I watched a little alongside them. They were right. The tone of the English voice actors fit the show’s hard-boiled world perfectly.
That feeling of cool — that’s what sustained two hours of focused attention. Not obligation. Not pressure. Not a reward. Pure curiosity became the fuel for learning.
From a neuroscience perspective, this is a dopamine story. When people are absorbed in something they love, the brain’s learning efficiency reaches its peak. My child didn’t know the theory — but they were living it.
Netflix Was a Multilingual Platform All Along
I did a little research afterward and was genuinely surprised by how many languages were available for the anime my child had been watching.
Sakamoto Days
Audio: Japanese, English, Spanish, Portuguese
Subtitles: Japanese, English, Spanish, Portuguese, Chinese, Korean
Spy x Family
Audio: Japanese, Chinese, English, Indonesian, Thai, Hindi, Filipino, Vietnamese
With one tap, you can access “learning materials” in eight languages from around the world. Anime had already become a global learning infrastructure — I just hadn’t noticed.
When I Was in Elementary School, Learning Felt Like Someone Else’s Business
I’ll be honest.
I was the type who did my homework dutifully as a kid. But inside, there was always a quiet voice asking: “Why do I have to do any of this?”
Learning was something given to me by others. It was never something I chose for myself.
That’s why, watching my child transform studying into something enjoyable — entirely on their own terms — made me happier than I can easily express.
I want to call this “ownership of learning.” The moment studying shifts from something done to you to something that is yours — that, I believe, is the real breakthrough in education.
This is what I told my child:
“From here on out, whether it’s studying or entrance exams, you will definitely hit walls. When that happens, I want you to remember this moment. There’s no single right way.
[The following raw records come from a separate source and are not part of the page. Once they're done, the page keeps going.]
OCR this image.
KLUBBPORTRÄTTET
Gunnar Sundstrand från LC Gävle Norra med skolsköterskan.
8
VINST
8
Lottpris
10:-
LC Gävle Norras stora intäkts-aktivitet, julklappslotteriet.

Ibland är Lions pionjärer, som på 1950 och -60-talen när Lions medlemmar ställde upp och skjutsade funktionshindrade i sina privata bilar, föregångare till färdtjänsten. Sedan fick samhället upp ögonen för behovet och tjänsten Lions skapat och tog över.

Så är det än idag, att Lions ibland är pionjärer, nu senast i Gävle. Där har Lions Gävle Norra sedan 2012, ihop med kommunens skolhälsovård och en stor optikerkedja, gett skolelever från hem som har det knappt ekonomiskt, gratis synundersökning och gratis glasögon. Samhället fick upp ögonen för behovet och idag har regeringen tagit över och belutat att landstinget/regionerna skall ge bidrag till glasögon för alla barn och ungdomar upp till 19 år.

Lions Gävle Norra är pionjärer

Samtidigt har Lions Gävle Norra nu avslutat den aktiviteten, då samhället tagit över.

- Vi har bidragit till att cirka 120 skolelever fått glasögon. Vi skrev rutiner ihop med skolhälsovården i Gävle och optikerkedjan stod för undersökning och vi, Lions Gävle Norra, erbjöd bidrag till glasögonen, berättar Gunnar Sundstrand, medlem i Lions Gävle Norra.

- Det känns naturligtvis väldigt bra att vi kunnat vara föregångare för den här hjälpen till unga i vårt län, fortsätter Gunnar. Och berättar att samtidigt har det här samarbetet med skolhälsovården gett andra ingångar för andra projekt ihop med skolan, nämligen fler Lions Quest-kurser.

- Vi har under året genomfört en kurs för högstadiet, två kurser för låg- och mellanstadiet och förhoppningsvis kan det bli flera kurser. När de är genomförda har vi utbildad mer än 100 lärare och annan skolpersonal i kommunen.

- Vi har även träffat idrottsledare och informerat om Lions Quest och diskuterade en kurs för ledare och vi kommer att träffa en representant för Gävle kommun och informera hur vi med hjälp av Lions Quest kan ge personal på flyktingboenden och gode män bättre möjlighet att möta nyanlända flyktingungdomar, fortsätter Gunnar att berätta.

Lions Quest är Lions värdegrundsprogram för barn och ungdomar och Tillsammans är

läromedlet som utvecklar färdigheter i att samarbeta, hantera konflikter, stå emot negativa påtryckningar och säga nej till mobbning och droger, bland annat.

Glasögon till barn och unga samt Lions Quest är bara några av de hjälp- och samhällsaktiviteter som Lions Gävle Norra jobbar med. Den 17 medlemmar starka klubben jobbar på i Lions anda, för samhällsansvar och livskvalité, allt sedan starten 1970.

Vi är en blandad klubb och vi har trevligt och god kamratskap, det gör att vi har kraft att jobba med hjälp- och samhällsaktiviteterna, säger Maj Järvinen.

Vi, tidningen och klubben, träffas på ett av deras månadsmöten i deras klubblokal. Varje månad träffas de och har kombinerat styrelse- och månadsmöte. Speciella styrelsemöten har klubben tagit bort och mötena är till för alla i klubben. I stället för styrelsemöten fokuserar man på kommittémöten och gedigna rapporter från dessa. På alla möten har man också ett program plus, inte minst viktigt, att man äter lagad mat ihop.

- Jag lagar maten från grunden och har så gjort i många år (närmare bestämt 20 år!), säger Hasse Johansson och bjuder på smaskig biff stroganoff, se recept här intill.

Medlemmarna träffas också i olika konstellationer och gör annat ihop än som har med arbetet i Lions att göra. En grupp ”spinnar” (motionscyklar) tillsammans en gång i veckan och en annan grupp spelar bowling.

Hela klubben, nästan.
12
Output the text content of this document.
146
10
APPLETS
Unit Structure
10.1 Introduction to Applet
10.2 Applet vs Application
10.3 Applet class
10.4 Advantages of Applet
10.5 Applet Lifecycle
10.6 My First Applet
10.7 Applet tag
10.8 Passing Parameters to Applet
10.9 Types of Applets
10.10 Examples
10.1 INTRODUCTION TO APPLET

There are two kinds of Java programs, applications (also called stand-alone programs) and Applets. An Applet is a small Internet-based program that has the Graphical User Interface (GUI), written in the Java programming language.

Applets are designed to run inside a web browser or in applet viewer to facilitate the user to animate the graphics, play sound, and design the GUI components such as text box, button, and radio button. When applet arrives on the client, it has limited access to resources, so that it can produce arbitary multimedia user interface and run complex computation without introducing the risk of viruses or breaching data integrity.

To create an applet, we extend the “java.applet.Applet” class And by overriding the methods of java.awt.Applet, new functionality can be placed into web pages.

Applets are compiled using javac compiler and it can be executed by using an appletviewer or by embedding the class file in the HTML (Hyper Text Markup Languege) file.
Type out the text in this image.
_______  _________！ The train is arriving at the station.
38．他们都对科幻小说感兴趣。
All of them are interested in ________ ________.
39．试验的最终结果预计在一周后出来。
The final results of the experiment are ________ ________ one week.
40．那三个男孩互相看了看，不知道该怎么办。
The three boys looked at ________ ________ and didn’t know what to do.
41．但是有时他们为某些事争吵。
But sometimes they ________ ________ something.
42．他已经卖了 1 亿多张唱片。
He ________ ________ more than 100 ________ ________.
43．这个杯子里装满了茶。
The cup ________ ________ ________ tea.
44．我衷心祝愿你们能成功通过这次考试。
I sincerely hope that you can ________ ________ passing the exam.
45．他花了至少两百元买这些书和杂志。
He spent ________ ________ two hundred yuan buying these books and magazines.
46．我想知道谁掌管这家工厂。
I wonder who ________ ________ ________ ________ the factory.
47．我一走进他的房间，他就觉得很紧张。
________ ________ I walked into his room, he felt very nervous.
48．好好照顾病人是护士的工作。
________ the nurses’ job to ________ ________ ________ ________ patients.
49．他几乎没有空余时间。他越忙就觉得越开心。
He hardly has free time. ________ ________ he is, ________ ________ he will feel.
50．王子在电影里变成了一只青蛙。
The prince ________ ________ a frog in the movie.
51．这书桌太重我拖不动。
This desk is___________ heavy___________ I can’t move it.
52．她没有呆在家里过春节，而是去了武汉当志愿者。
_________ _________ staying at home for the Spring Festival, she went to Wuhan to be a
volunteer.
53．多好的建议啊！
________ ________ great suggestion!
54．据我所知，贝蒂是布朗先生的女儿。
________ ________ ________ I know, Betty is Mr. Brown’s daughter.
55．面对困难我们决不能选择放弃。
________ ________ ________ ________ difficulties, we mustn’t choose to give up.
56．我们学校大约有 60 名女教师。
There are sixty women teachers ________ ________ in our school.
You’re allowed to find the way that works for you.“
Don’t Miss the Small Shifts
To celebrate that day, I gave my child a copy of an analytical book about Blue Lock — not the manga itself, but a text-based book that examines the characters’ decisions and motivations through logical analysis.
Choosing a written book rather than a comic was a small strategic move on my part. The goal: to keep the flame of interest alive while gently leading from the intuitive entry point of visuals and audio toward deeper, text-based comprehension.
A child’s growth doesn’t show up in test scores. It appears in the quiet, spontaneous acts of creativity that surface in everyday life.
What matters is noticing those small shifts — and finding them genuinely fascinating together.
The seeds of tomorrow’s breakthroughs are hiding in the ordinary moments of today.
What small change did you notice today?